The frequencies of the n-harmonics of a string is given by
[tex]f_n = \frac{n}{2L} \sqrt{ \frac{T}{\mu} } [/tex]
where n is the number of the harmonic, L the length of the wire, T the tension and [tex]\mu = \frac{m}{L} [/tex] is the linear density, with m being the mass of the string.
Let's calculate the linear density first, using the mass [tex]m=5 g=5 \cdot 10^{-3}kg[/tex]:
[tex]\mu = \frac{m}{L} = \frac{5\cdot 10^-3 kg}{0.5 m}=0.01 kg/m [/tex]

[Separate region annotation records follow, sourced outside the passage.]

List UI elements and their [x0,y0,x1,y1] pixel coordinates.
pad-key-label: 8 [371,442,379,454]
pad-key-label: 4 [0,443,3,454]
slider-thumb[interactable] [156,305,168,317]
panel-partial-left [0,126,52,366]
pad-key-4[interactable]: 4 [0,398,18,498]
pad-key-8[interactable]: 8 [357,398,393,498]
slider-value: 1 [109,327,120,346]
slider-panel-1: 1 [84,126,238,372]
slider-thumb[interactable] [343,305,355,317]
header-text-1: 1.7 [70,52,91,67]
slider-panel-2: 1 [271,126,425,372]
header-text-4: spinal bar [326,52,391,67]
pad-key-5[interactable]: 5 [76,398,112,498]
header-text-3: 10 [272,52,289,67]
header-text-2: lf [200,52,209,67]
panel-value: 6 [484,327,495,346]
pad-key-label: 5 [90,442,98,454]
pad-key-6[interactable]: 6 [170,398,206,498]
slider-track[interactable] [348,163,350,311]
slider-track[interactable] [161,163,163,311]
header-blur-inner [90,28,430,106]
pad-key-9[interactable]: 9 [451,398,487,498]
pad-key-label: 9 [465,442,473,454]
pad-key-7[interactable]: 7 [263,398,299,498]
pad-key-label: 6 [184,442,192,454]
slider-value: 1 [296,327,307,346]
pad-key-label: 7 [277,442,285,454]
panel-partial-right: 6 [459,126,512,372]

The problem says that the computer is able to analyze frequencies up to 10000 Hz. This means that we have to find the highest number of harmonic that generates a frequency smaller than this value. So, using [tex]f=10000 Hz[/tex], the tension of the string [tex]T=1000 N[/tex] and the mass m and the length of the string L, we can re-arrange the previous formula to find which n corresponds to this frequency:
[tex]n = 2f_n L \sqrt{ \frac{\mu}{T} }=2 (10000 Hz)(0.5 m) \sqrt{ \frac{0.01 kg/m}{1000 N} }=31.6 [/tex]
And since n can only be integer, the highest harmonic that can be analyzed by the computer is n=31.